When I watch Zendaya, my worst fear is that she’ll become her generation’s Morgan Freeman—someone who spent the majority of his career being that great neoliberal construction of pop “universality,” which of course means appealing to whiteness. An actor we’ve never been afforded the ability to see surrounded by Blackness, seen through, and made for our eyes. I fear seeing a talented actor like Zendaya left unrealized, as a bifurcated identity reduced to its status quo mono.

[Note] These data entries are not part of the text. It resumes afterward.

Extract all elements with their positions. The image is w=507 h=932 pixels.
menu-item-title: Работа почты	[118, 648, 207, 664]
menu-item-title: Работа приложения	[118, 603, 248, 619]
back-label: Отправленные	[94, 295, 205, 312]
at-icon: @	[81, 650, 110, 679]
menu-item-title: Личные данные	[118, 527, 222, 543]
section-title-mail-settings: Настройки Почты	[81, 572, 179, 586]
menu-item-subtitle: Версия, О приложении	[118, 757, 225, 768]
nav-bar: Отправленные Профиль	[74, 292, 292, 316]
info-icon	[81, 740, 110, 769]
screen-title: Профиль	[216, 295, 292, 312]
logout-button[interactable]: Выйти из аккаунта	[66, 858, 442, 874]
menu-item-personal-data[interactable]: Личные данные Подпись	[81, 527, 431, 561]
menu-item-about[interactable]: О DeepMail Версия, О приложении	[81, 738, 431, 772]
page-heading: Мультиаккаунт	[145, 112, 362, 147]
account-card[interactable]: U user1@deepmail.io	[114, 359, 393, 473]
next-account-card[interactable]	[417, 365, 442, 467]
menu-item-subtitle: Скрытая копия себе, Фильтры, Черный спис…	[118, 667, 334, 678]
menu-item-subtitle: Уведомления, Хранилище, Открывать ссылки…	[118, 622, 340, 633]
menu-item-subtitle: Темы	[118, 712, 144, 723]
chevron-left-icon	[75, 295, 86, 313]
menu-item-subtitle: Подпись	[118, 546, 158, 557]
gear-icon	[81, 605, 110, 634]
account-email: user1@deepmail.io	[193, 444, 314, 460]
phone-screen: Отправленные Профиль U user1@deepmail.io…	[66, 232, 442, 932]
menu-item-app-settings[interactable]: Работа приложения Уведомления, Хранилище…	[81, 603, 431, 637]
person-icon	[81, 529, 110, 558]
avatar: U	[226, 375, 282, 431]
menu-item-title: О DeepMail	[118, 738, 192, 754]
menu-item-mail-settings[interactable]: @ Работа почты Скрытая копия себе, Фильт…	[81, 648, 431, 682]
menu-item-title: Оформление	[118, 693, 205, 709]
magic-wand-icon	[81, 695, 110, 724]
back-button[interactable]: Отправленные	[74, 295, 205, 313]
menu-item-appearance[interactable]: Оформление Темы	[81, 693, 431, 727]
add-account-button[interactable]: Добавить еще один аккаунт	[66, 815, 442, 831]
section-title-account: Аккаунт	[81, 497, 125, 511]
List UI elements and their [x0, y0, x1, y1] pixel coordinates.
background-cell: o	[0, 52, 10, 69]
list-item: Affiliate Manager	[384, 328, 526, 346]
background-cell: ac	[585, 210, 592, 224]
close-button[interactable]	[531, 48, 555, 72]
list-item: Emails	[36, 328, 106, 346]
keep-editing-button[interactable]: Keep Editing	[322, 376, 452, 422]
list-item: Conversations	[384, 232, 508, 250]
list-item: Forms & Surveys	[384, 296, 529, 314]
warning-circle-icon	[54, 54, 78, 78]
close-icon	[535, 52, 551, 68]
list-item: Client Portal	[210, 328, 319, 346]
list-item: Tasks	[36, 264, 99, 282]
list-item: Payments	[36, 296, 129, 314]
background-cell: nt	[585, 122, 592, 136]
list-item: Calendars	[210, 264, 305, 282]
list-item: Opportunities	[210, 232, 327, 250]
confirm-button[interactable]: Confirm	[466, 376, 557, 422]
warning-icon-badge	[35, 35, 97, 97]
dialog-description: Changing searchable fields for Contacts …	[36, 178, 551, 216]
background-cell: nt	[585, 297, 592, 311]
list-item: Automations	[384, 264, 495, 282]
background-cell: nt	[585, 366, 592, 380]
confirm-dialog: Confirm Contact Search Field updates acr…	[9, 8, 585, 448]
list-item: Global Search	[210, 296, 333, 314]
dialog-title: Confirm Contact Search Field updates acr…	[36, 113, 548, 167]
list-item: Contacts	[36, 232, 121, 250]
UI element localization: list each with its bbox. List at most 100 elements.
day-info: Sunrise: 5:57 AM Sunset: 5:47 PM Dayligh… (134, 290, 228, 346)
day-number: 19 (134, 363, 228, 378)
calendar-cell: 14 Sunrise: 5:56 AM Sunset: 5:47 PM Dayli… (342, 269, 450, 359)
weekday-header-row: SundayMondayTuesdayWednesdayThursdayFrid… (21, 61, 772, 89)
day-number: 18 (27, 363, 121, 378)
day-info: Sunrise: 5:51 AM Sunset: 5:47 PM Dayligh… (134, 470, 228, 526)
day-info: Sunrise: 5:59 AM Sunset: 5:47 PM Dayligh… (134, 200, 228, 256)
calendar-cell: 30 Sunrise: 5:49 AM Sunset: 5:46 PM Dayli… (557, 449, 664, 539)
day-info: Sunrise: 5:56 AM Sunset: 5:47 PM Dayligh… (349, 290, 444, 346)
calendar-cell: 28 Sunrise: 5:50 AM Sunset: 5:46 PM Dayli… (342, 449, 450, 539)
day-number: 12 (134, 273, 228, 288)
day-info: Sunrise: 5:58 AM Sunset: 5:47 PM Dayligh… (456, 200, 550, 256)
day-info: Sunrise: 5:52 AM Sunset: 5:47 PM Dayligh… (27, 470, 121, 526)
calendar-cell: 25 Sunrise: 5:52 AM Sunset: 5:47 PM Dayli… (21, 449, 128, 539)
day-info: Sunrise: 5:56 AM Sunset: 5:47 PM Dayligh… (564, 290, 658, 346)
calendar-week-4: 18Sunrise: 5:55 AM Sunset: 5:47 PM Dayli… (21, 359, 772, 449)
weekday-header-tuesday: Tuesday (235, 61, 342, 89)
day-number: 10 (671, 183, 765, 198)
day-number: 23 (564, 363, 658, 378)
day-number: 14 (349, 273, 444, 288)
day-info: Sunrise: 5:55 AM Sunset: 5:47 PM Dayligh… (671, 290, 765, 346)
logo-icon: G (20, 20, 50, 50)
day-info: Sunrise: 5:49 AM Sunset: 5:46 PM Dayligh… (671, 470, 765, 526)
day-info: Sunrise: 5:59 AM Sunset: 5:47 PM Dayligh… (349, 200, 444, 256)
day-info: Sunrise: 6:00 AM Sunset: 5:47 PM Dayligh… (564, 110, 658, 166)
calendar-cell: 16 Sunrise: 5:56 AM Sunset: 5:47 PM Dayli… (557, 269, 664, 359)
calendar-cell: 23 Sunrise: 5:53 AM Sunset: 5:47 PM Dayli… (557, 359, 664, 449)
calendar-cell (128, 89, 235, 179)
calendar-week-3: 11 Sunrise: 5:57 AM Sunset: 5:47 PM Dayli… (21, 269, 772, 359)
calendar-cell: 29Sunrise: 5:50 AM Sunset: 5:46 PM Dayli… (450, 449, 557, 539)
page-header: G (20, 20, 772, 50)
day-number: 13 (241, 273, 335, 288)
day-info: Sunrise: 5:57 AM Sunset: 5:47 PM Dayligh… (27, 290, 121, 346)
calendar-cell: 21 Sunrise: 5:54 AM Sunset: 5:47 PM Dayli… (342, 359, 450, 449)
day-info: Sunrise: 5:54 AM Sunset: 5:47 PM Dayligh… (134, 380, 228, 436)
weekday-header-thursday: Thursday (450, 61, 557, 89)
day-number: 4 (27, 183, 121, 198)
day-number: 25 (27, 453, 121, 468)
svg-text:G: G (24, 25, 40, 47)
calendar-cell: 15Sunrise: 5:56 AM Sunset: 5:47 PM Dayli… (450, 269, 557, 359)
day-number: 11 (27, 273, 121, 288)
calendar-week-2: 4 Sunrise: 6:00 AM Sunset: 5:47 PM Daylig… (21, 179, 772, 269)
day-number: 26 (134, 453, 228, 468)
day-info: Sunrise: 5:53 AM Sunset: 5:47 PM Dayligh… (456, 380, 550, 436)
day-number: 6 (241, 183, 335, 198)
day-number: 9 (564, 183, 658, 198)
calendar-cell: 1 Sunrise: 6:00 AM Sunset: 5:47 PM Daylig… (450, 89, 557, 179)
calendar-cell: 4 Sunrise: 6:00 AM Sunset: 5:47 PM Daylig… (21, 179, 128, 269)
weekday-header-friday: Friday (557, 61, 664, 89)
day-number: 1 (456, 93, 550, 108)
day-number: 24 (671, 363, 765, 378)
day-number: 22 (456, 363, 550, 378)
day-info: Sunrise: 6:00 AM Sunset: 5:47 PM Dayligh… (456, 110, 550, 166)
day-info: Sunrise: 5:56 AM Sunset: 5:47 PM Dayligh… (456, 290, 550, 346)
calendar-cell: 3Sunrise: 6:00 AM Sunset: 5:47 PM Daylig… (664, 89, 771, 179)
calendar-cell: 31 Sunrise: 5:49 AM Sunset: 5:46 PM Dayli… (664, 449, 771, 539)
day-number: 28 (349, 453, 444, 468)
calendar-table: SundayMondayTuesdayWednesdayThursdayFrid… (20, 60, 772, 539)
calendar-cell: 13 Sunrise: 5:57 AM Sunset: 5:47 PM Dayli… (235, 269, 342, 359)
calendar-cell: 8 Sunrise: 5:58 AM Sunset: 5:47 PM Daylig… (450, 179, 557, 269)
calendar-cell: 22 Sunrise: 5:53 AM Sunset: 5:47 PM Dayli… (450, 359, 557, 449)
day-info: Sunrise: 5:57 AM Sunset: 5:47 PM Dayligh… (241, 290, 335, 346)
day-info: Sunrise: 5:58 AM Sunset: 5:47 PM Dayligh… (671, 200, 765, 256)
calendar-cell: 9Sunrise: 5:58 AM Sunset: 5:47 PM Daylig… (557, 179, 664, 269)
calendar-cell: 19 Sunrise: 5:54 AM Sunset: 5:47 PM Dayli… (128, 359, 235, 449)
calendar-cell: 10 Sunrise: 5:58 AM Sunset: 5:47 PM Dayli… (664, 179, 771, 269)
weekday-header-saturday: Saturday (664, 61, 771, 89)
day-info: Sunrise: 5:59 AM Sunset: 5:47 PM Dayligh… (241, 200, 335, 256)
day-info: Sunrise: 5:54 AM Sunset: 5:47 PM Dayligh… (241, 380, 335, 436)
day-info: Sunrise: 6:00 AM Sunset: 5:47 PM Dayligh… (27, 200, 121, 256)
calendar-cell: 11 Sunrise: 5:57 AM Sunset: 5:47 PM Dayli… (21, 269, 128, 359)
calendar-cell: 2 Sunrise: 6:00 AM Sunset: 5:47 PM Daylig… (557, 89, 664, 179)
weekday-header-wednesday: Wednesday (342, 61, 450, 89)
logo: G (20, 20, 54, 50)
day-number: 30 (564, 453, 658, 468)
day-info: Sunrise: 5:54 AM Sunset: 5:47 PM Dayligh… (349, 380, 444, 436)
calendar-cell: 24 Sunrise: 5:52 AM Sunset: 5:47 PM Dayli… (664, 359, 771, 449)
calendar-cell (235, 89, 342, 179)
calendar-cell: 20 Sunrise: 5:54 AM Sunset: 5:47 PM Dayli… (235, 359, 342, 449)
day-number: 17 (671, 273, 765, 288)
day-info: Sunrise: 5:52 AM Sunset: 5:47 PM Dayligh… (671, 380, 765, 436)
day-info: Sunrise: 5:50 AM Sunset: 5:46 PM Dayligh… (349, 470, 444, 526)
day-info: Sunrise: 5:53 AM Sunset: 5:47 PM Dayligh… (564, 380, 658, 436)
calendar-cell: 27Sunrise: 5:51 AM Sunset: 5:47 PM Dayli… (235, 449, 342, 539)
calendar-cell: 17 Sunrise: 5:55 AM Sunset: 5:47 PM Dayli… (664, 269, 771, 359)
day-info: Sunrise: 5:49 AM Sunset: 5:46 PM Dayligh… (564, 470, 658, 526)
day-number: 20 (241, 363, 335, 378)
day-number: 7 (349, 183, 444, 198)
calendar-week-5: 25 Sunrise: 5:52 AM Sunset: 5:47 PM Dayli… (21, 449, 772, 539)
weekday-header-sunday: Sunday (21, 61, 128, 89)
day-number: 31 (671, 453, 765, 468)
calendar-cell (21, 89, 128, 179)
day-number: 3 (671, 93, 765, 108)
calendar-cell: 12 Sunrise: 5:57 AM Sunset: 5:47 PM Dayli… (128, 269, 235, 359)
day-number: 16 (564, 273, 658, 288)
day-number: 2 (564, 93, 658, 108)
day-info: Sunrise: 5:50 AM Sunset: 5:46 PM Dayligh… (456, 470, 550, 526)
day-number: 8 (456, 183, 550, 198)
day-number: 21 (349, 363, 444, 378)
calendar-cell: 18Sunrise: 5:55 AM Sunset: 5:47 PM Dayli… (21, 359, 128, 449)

Every non-white actor worth their salt would love the freedom of their white counterparts, to have the privilege of being able to be in any number of unique stories, personalities, or bodies, to not be so reduced by their own body as to deny the existence of their body to gain that freedom. Think about James Baldwin writing about Poitier’s role in “In the Heat of the Night” in The Devil Finds Work: he says, “it gave me the impression, according to my notes the day I saw it, of something strangling alive, struggling to get out.” Seventy years later, I could say the same about Zendaya’s Blackness in any of her roles.
While I admire the intentionality behind Zendaya’s choice not to take away roles from dark-skinned Black women, I question the efficacy of a strategy that trades one form of reduction for another. After all, in the great boom of the Black ‘90s, did the presence of Halle Berry deny the presence of Angela Bassett or Nia Long? Theresa Randle, AJ Johnson, Vivica A. Fox, or Regina King?
Discourses that develop around this subject tend to devolve into conversations around the individual when the systems at play are as in question now as they were then. Whatever the Black or biracial movie star is going to be in the future, that racial context cannot be ignored for the sake of access to that level of stardom, especially when that level of stardom should be in question itself. We cannot trade the work for half, or even all, of one’s identity. We should center those questions around what can be added, not subtracted.